Traditional calling conventions almost always allocate the parameter space on the stack, and there is always overhead associated with copying arguments to this space.
Assuming a highly volatile environment, the only additional overhead that could potentially exist could be due to memory alignment problems. In this example, the parameters will be in continuous memory, so there will be no addition to alignment properly.
In the case of parameters with types of different sizes, the parameters in the following declaration:
int func (int a, char c, int b)
will be indented between them, while those indicated in this ad:
int func (int a, int b, char c)
will not.
The stack frame for the first may look like this:
| local vars... | low memory +---------------+ - frame pointer | a | a | a | a | | c | X | X | X | | b | b | b | b | +---------------+ high memory
And for the last:
| local vars... | low memory +---------------+ - frame pointer | a | a | a | a | | b | b | b | b | | c | X | X | X | +---------------+ high memory
When the function is called, the arguments are written on the stack in the order they appear, so for the first you write 4 bytes int a , 1 byte char c , then you need to skip these 3 bytes to write 4 bytes int b .
In the latter case, you will write to adjacent memory cells and should not take into account gaps due to filling.
In a volatile environment, we are talking about a performance difference of the order of a few nanoseconds for passes. A decrease in performance can be detected, but almost insignificantly.
(By the way, how slippage is completely architecture dependent ... but I would say that itโs just a higher offset to fill in the next address. Iโm not quite sure how this can be done differently in different architectures).
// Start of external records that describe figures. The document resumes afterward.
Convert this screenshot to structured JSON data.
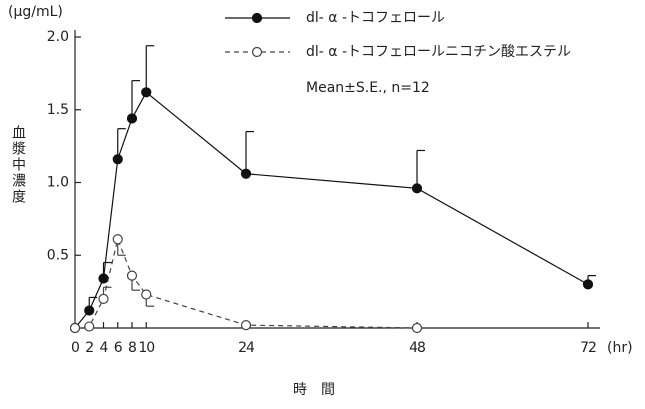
{
  "chart_data": {
    "type": "line",
    "y_unit": "(μg/mL)",
    "y_label": "血漿中濃度",
    "x_label": "時　間",
    "x_unit": "(hr)",
    "annotation": "Mean±S.E., n=12",
    "x": [
      0,
      2,
      4,
      6,
      8,
      10,
      24,
      48,
      72
    ],
    "series": [
      {
        "name": "dl- α -トコフェロール",
        "color": "#111111",
        "marker": "filled",
        "dashed": false,
        "values": [
          0,
          0.12,
          0.34,
          1.16,
          1.44,
          1.62,
          1.06,
          0.96,
          0.3
        ],
        "errors": [
          0,
          0.09,
          0.11,
          0.21,
          0.26,
          0.32,
          0.29,
          0.26,
          0.06
        ],
        "error_sides": [
          "up",
          "up",
          "up",
          "up",
          "up",
          "up",
          "up",
          "up",
          "up"
        ]
      },
      {
        "name": "dl- α -トコフェロールニコチン酸エステル",
        "color": "#444444",
        "marker": "open",
        "dashed": true,
        "values": [
          0,
          0.01,
          0.2,
          0.61,
          0.36,
          0.23,
          0.02,
          0,
          null
        ],
        "errors": [
          0,
          0,
          0.08,
          0.11,
          0.1,
          0.08,
          0,
          0,
          null
        ],
        "error_sides": [
          "up",
          "up",
          "up",
          "down",
          "down",
          "down",
          "down",
          "down",
          null
        ]
      }
    ],
    "xlim": [
      0,
      74
    ],
    "ylim": [
      0,
      2.0
    ],
    "xticks": [
      0,
      2,
      4,
      6,
      8,
      10,
      24,
      48,
      72
    ],
    "yticks": [
      0.5,
      {
        "value": 1.0,
        "label": "1.0"
      },
      1.5,
      {
        "value": 2.0,
        "label": "2.0"
      }
    ]
  }
}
Of course, in a non-volatile environment, when we use CPU caching, the performance hit drops to fractions of a nanosecond. We would risk discovering uncertainty, and therefore the difference does not actually exist.
Filling data is really just space cost. When you work in embedded systems, you want to order your parameters from the largest to the smallest in order to reduce (and sometimes eliminate) the addition.
So, as far as I can tell (without additional information, such as the exact speed of data transfer between the memory on a particular machine or architecture), there should not be performance for different orders of parameters.